Every such extension can be represented as all polynomials in an algebraic number α: K = Q(α) = (Xm n=0 anα n: a n ∈ Q). Here α is a root of a polynomial with coeﬃcients in Size: KB. Thomason, Algebraic K-theory and étale cohomology, Ann.

Sci. Ecole Norm. Sup. 18 (4),pp. – Yevsey Nisnevich, The completely decomposed topology on schemes and associated descent spectral sequences in algebraic K-theory, Algebraic K-theory: connections with geometry and topology,pp AN INTRODUCTION TO ALGEBRAIC K-THEORY 3 Example.

The ring of algebraic integers of Q[−5] is√ Z[√ −5]. Here Cl(Z[√ −5]) = Z/2, admitting the ideal (3,2+ √ −5) as generator. The class group of the ring of integers Z[ξ p] of the cyclotomic number ﬁeld Q[ξ p] (here pis an.

Algebraic K-theory is a modern branch of algebra which has many important applications in fundamental areas of mathematics connected with algebra, topology, algebraic geometry, functional analysis and algebraic number theory.

Methods of algebraic K-theory are actively used in algebra and related fields, achieving interesting : Hvedri Inassaridze. An Algebraic Introduction to K-Theory This book is an introduction to K-theory and a text in algebra.

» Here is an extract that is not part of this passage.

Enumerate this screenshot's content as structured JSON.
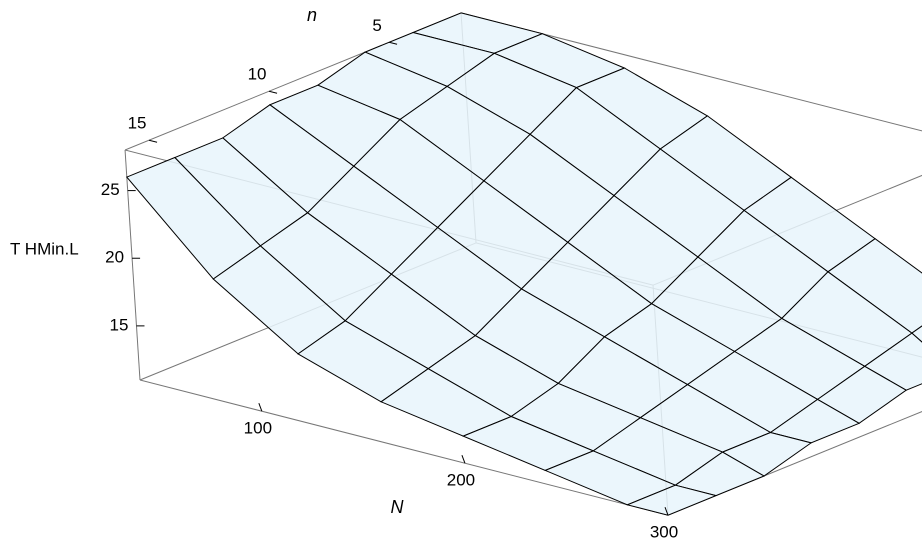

These two roles are entirely compatible.

On the one hand, nothing more than the basic algebra of groups, rings, and modules is needed to explain the classical algebraic K-theory. On the other. Algebraic K-Theory and Its Applications,Jonathan Rosenberg. Algebraic Number Theory,Serge Lang. Algebraic Number Theory,Serge Lang.

Algebraic Theories,Ernest G. Manes. Algebraic Topology,William Author: Kevin de Asis. I am mainly interested in homotopy theory, combinatorics(of any kind, with special interest in anything reflection group/Coxeter-related),theoretical computer science and algebraic geometry.

I still have a lot to learn and the blog is essentially reflective of my developing mathematical knowledge.Seminar on Algebraic K-theory and Algebraic Number Theory ( East-Weat Center) Algebraic K-theory and algebraic number theory: proceedings of a seminar held January, with support from the National Science Foundation and Japan Society for the Promotion of Science/Michael R.

Stein and R. Keith Dennis. editors. p. Size: 1MB.Algebraic K-theory plays an important role in many areas of modern mathematics: most notably algebraic topology, number theory, and algebraic geometry, but even including operator theory. The broad range of these topics has tended to give the subject an aura of inapproachability.